Prompt: poetica @fuoco_dal_cielo 
Note: partecipa alla challenge F3.U.CK.S fest @fanfic_italia , per l’iniziativa della seconda settimana @fuoco_dal_cielo .
Avvertimenti: one-shot (quanto fa strano non scrivere slash!)
Dedica: a Alektos e Lady Hawke, che mi hanno fatto conoscere il meraviglioso fandom del Doctor Who e mi hanno fatto ammalare di dottorite acuta; a samek  anche lei affetta da dottorite e Torchwood e che si è lanciata nella lettura di una het; a maddythevampire  per le sue meravigliose icon che non manco mai di sgraffignarle; a iridania  e KillerQueen86 per i bellissimi commenti al mio primo esperimento col Dottore.

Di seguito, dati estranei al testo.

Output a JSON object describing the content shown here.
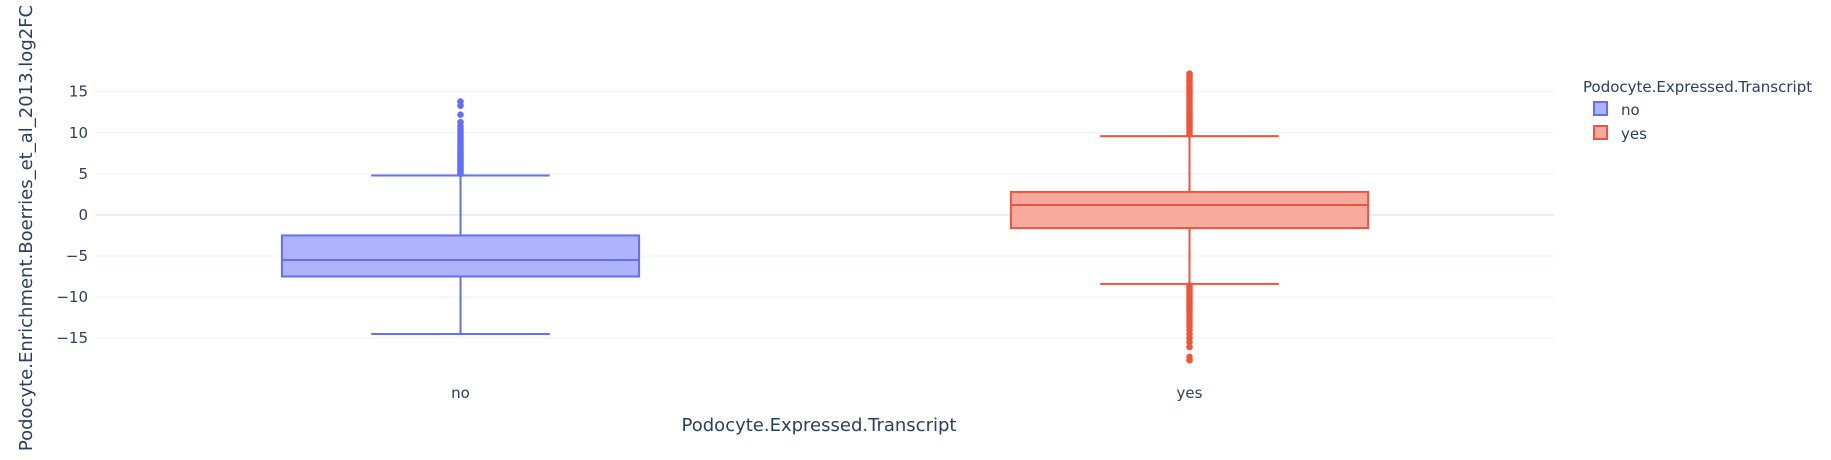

Ringraziamenti: a Alektos, Nonna Minerva , LupettaSlayer87 che mi hanno sopportato e supportato nella stesura di questa storia: dall’ambientazione, alle frasi, al titolo, al riassunto (!!!), alla connessione in biblioteca, al semplice sostegno psicologico. E un grazie alla fedele Wikipedia e Wikiquote.
Disclaimer: la storia è basata su fatti e personaggi creati e appartenenti alla BBC e a chiunque ne detenga i diritti. La storia non è scritta a scopo di lucro, ma solo per mio puro diletto. Le figure di William Shakespeare e della Regina Elisabetta I appartengono alla storia, niente di quanto è raccontato è realmente accaduto. 

Il Dottore e la Regina


Entrarono di corsa nel TARDIS, richiudendosi veloci la porta alle spalle. Il Dottore posò esausto la schiena alla porta chiusa, sorridendo complice alla nuova compagna di viaggio.
“Ma è sempre così?” Domandò Martha mettendosi una mano sul cuore, cercando di frenare il battito impazzito.
“Nah…” commentò solo il Dottore avviandosi verso i comandi e muovendoli con mano sicura. Martha lo fissava scettica, con un sopracciglio inarcato e braccia incrociate, per niente convinta.
“A volte.” Cercò di scendere a patti il Dottore, muovendosi senza posa tra leve e pulsanti.
“Ok, a volte spesso.” Acconsentì poi buttandosi sulla poltroncina da viaggio e mettendosi comodo.
“Quindi questo è il tuo modo di viaggiare?” Martha si muoveva con calma nel piccolo abitacolo, guardando gli infiniti pulsanti della plancia e l’aspetto spartano dell’intera astronave.
“Prendi, scendi e corri?” Chiese posandosi su una colonna, incrociando le braccia al petto.
“Esatto!” Commentò euforico lui, balzando giù dalla sua postazione. “Allora, Martha Jones, non è stato interessante l’incontro con Shakespeare?” Le chiese avvicinandosi, tenendo sollevata la sfera di cristallo, dove le tre streghe si dibattevano ancora, cercando di scalfire il vetro con le unghie.
“Devo ammettere che è stato affascinante.” Disse sporgendosi, cercando di toccare con mano la sfera incantata.
“Ah, ah. Guardare ma non toccare, mia cara.” La ammonì lui, tirando indietro il braccio. Posò la sfera sulla console e inforcò gli occhiali. La osservò in tutte le direzioni, una mano sul mento.
“Interessante. Interessante davvero.”
“Cosa?” Domandò Martha che vedeva solo dei vivaci giochi di luce all’interno.
“È un agglomerato di energia: magia e potere allo stato puro.” Iniziò a spiegare il Dottore, usando uno stetoscopio e posizionandolo sul freddo rivestimento in vetro.
“Un composto particolarmente instabile. E geniale!” Esclamò sbattendo un pugno sulla plancia. “Sono un genio, assolutamente un genio.”
Colse con la coda dell’occhio lo sguardo assolutamente sbigottito della sua nuova compagna di avventure e si affrettò a spiegare il motivo della sua genialità.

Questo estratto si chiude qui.